Ancient Egyptian princess

Sehener (alternatively read as Seheneser and Sehefener) was an ancient Egyptian princess living during the late 2nd Dynasty. It is disputed as to who was the king (pharaoh) who reigned during Sehener's lifetime.

== Identity ==
Sehener's name seems to be difficult to read, different scholars propose different alternative readings: James Edward Quibell proposes Sehener and Seheneser, Hartwig Altenmüller instead reads Sehefener.

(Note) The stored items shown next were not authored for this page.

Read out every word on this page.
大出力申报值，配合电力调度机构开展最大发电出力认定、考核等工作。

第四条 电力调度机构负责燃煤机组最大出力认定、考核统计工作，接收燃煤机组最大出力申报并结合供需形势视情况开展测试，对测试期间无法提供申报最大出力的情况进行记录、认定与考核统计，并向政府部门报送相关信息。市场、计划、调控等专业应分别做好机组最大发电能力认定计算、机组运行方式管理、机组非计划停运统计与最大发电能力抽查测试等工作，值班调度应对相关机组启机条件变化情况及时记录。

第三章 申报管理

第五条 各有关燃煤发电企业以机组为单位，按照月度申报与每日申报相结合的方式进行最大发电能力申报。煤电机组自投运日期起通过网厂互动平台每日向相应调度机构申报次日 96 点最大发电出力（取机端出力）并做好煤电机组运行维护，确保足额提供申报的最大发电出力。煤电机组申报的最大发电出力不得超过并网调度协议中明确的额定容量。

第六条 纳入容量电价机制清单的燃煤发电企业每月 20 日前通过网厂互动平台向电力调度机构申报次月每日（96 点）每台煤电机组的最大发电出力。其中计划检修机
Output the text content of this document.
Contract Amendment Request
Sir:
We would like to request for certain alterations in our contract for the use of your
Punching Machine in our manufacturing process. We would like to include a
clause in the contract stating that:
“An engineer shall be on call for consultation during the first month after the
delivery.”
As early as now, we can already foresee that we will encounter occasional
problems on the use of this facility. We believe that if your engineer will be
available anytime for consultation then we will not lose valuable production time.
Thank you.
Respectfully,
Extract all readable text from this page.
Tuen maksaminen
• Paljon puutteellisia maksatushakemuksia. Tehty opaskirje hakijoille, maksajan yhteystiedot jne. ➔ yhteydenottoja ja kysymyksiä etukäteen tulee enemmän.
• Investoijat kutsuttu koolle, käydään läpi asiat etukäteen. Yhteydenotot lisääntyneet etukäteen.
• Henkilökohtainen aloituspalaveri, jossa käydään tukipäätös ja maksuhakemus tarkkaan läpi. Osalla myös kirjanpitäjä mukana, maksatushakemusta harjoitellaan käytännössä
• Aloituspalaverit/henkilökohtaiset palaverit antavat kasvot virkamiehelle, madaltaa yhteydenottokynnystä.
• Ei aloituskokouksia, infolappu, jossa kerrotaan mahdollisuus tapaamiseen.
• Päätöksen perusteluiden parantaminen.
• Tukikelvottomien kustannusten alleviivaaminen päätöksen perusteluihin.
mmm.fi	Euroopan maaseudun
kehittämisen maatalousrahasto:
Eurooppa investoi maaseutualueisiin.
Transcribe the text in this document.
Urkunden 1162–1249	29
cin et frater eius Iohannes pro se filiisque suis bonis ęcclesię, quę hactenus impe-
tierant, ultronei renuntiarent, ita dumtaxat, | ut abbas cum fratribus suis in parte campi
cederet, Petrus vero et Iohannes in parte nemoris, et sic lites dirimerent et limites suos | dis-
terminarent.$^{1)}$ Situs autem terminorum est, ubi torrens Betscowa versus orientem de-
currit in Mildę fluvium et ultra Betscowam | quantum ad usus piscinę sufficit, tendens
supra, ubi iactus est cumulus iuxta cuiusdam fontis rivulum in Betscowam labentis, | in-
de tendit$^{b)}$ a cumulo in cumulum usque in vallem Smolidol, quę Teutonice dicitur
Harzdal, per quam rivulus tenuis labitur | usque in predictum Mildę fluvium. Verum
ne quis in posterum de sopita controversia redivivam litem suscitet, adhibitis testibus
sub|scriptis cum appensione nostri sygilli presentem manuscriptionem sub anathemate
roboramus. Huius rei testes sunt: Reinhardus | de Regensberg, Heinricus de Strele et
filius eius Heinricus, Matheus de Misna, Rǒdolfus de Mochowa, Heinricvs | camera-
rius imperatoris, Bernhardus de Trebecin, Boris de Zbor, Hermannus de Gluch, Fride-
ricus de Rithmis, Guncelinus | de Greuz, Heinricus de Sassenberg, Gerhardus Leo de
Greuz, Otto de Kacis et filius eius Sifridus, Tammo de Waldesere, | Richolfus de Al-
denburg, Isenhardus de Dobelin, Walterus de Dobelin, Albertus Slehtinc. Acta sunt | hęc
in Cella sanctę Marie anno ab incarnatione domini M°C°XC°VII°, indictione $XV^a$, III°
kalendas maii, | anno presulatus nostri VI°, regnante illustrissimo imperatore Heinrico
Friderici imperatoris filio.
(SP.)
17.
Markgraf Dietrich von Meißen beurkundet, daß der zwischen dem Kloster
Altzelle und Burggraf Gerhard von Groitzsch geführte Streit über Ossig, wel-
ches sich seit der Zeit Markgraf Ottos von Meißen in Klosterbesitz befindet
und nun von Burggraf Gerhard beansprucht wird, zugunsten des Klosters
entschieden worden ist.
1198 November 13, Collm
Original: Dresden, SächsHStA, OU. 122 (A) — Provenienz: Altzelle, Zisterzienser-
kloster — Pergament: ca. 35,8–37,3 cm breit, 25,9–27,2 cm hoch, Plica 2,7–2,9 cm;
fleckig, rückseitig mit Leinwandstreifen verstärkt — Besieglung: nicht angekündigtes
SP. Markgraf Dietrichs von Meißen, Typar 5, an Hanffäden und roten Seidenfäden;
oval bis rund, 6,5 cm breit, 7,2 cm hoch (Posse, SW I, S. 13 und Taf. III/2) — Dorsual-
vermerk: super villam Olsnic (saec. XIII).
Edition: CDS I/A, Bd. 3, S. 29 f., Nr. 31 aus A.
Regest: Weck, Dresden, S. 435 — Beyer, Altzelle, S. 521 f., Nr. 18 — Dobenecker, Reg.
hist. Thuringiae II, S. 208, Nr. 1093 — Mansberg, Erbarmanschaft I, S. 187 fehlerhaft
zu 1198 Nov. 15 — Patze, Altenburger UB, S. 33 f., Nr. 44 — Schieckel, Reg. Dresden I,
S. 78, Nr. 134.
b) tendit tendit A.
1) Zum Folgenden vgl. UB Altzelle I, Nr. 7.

Sehener is attested only by her decorated slab stela. Next to nothing is known about her life, except for her title as a princess. However, the richly decorated slab stela might point out that Sehener was pretty wealthy and of some importance. It is also unknown, whose daughter exactly she was. The decoration style leads Egyptologists such as James Edward Quibell and Hartwig Altenmüller to a datation at the time between the midst and end of 2nd Dynasty.

=== Titles ===
As a princess, Sehener bore several elite and pious titularies:
- Daughter of the king (Egyptian: Sat-nesw).

=== Slab stela ===
Sehener's slab stela was found by James Edward Quibell in the heavily damaged burial chamber of mastaba 2146-E in Saqqara. It is made of fine polished limestone and measures 112 x 52 cm. The offering scene lies in the center of the slab and takes 57 x 42 cm of space.

Sehener is depicted as a seated woman, she wears a finely curled hair fashion ending in long, delicate dreadlocks. She is dressed in a tight gown which is knotted together above her left shoulder, the knot is made of a lanyard in shape of the Tijt-knot. The lady also wears a delicate pearl necklace. Sehener looks to the right and reaches out for some sort of bread or cake on an offering table. The right half of the apparition window is decorated with the common arrangement of offering foods.

The whole offering table scene in turn is surrounded by a vast storage list in shape of neatly settled compartments. Each compartment provides the exact labelling of each good in hieroglyphs, together with a miniature of the item itself. Additionally, hieroglyphic numbers give the amount of each grave good – Sehener's stela may be the earliest known example to do so.

== Tomb ==
Sehener's tomb was the small mastaba 2146-E at Saqqara. The tomb is heavily damaged and most of the interior has been destroyed by grave robbers. The interior consisted of a simple corridor ending in a single burial chamber. The burial chamber is thought to be the original place of display for the slab stela, as it was usual for the Second Dynasty.